Paolo Crepet "Le nuove tecnologie? Nessuno può sentirsi al sicuro"
intervista a Paolo Crepet
a cura di Maria Agostiniacchio
17 giugno 2024
«C'è sete e fame di parole, di pensiero. Non posso che dire loro ciò che mi sono ripetuto per anni lungo il corso della mia vita: “prendetevi la luna”». Così Paolo Crepet spiega il continuo sold out nei teatri italiani dello spettacolo che prende il nome dal titolo del suo penultimo libro Prendetevi la luna, edito da Mondadori nel 2023. In attesa del nuovo saggio Mordere il cielo in uscita il 24 giugno sempre per Mondadori, quasi in tandem con il precedente per lo stesso sguardo in alto a riappropriarsi delle emozioni, il noto psichiatra, sociologo, educatore, saggista e opinionista torinese torna in Puglia a grande richiesta, in tre date organizzate da Aurora Eventi. Si parte martedì 18 giugno, alle 21, al Castello di Acaya a Vernole (Lecce), mercoledì 19 giugno, alle 21, alle Cave di Fantiano a Grottaglie (Taranto) e giovedì 20 giugno a Trani, in Piazza Duomo.
Dalla schiena curva sulla luce blu del cellulare alla schiena dritta per guardare alla luna e al cielo. Quale lo scenario se non cambiamo postura?
«Dobbiamo essere coscienti che il cambiamento è avvenuto da molti anni e non è solo tecnologico ma anche antropologico. È di questi giorni la notizia della diffusione di internet e cellulari nella tribù dei Marubo, in Amazonia. Dopo il primo entusiasmo è stato un disastro. Le notizie parlano di persone immobilizzate, quasi in coma dentro gli schermi e nessuno lavora più o parla con gli altri. I rischi sono altissimi ed il prezzo da pagare per una eterna connessione è molto alto, soprattutto nelle generazioni più giovani ma nessuno è al sicuro».
La sua attenzione si è spesso focalizzata sui giovani e sulla relazione con la «sfamiglia», dal titolo del suo saggio del 2009. Il «paziente» famiglia ha compreso le gravi conseguenze in cui incorre nel perseguire l’eterna adolescenza genitoriale?
«Oggi il nonno compra le stesse cose dei suoi nipoti, non è mai successo nella storia umana. Quella cesura era un fatto salutare, ognuno viveva il tempo giusto della sua esistenza. La maggioranza della gente ha compreso questo errore ma forse non interessa molto affrontare un cambiamento. Si è diffusa una sorta di indolenza sul futuro perché è molto faticoso modificare certi comportamenti e si va verso una deriva in cui ciò che perdiamo è superiore al guadagno. Pensiamo di essere al sicuro ma viviamo dentro un bunker».

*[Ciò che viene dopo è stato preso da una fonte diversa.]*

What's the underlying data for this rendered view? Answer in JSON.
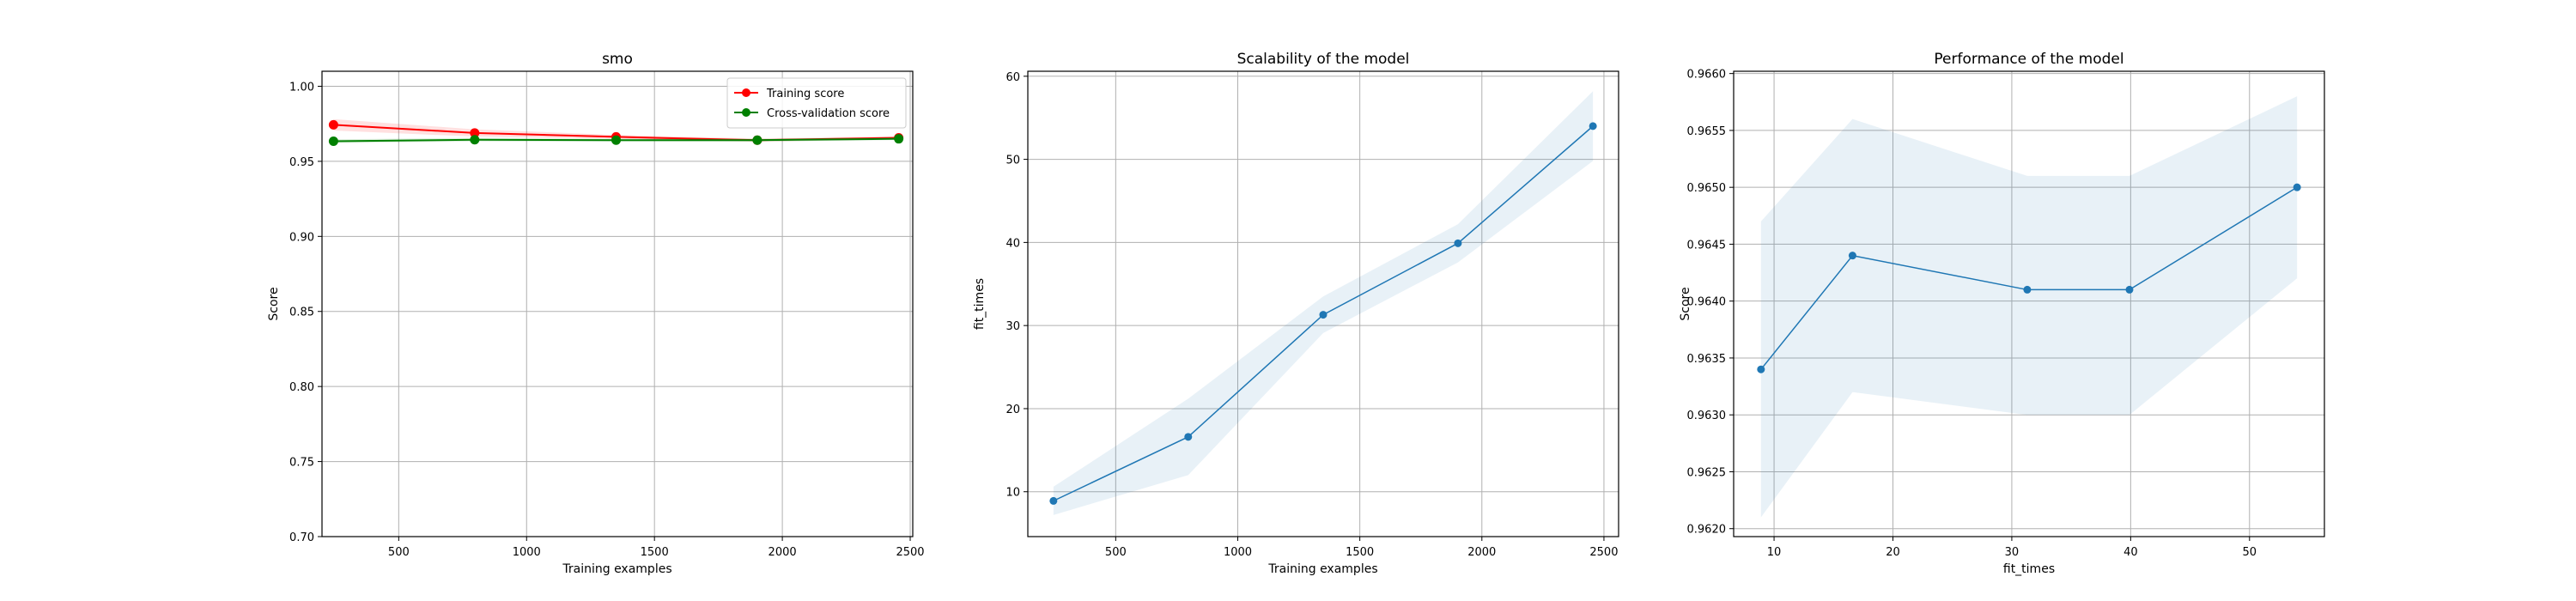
{
  "chart_data": [
    {
      "type": "line",
      "title": "smo",
      "xlabel": "Training examples",
      "ylabel": "Score",
      "xlim": [
        200,
        2510
      ],
      "ylim": [
        0.7,
        1.01
      ],
      "xticks": [
        500,
        1000,
        1500,
        2000,
        2500
      ],
      "yticks": [
        0.7,
        0.75,
        0.8,
        0.85,
        0.9,
        0.95,
        1.0
      ],
      "ytick_decimals": 2,
      "grid": true,
      "legend": "top-right",
      "x": [
        245,
        797,
        1350,
        1902,
        2455
      ],
      "series": [
        {
          "name": "Training score",
          "color": "#ff0000",
          "values": [
            0.9743,
            0.9689,
            0.9663,
            0.9641,
            0.9657
          ],
          "band_lower": [
            0.9705,
            0.9665,
            0.965,
            0.963,
            0.9648
          ],
          "band_upper": [
            0.9781,
            0.9713,
            0.9676,
            0.9652,
            0.9666
          ]
        },
        {
          "name": "Cross-validation score",
          "color": "#008000",
          "values": [
            0.9634,
            0.9644,
            0.9641,
            0.9641,
            0.965
          ],
          "band_lower": [
            0.9621,
            0.9632,
            0.963,
            0.963,
            0.9642
          ],
          "band_upper": [
            0.9647,
            0.9656,
            0.9651,
            0.9651,
            0.9658
          ]
        }
      ]
    },
    {
      "type": "line",
      "title": "Scalability of the model",
      "xlabel": "Training examples",
      "ylabel": "fit_times",
      "xlim": [
        140,
        2560
      ],
      "ylim": [
        4.6,
        60.6
      ],
      "xticks": [
        500,
        1000,
        1500,
        2000,
        2500
      ],
      "yticks": [
        10,
        20,
        30,
        40,
        50,
        60
      ],
      "ytick_decimals": 0,
      "grid": true,
      "x": [
        245,
        797,
        1350,
        1902,
        2455
      ],
      "series": [
        {
          "name": "",
          "color": "#1f77b4",
          "values": [
            8.9,
            16.6,
            31.3,
            39.9,
            54.0
          ],
          "band_lower": [
            7.2,
            12.0,
            29.1,
            37.6,
            49.8
          ],
          "band_upper": [
            10.6,
            21.2,
            33.5,
            42.2,
            58.2
          ]
        }
      ]
    },
    {
      "type": "line",
      "title": "Performance of the model",
      "xlabel": "fit_times",
      "ylabel": "Score",
      "xlim": [
        6.6,
        56.3
      ],
      "ylim": [
        0.96193,
        0.96602
      ],
      "xticks": [
        10,
        20,
        30,
        40,
        50
      ],
      "yticks": [
        0.962,
        0.9625,
        0.963,
        0.9635,
        0.964,
        0.9645,
        0.965,
        0.9655,
        0.966
      ],
      "ytick_decimals": 4,
      "grid": true,
      "x": [
        8.9,
        16.6,
        31.3,
        39.9,
        54.0
      ],
      "series": [
        {
          "name": "",
          "color": "#1f77b4",
          "values": [
            0.9634,
            0.9644,
            0.9641,
            0.9641,
            0.965
          ],
          "band_lower": [
            0.9621,
            0.9632,
            0.963,
            0.963,
            0.9642
          ],
          "band_upper": [
            0.9647,
            0.9656,
            0.9651,
            0.9651,
            0.9658
          ]
        }
      ]
    }
  ]
}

Il congelamento delle frustrazioni, l’anestesia emotiva, la rimozione degli ostacoli: quanto l’impegno reale, la fatica senza paracadute può giovare ai nostri giovani?
«La risposta è ovvia ma non voglio il ruolo di predicatore nel deserto. Vorrei che si potesse immaginare un mondo non privo di tecnologie, ma è necessario rendersi conto che tutto questo ha conseguenze sulle capacità cognitive, sulla percezione distorta della realtà, sulle pulsioni sessuali e altro che osserviamo continuamente. Vorrei che i bambini disegnassero con i colori ma se poi tornano a casa e trovano solo l’ipad è una lotta impari. Le previsioni di Orwell sono state al ribasso perché non poteva sapere ciò a cui saremmo arrivati e l’intelligenza artificiale avrà un impatto maggiore della bomba atomica».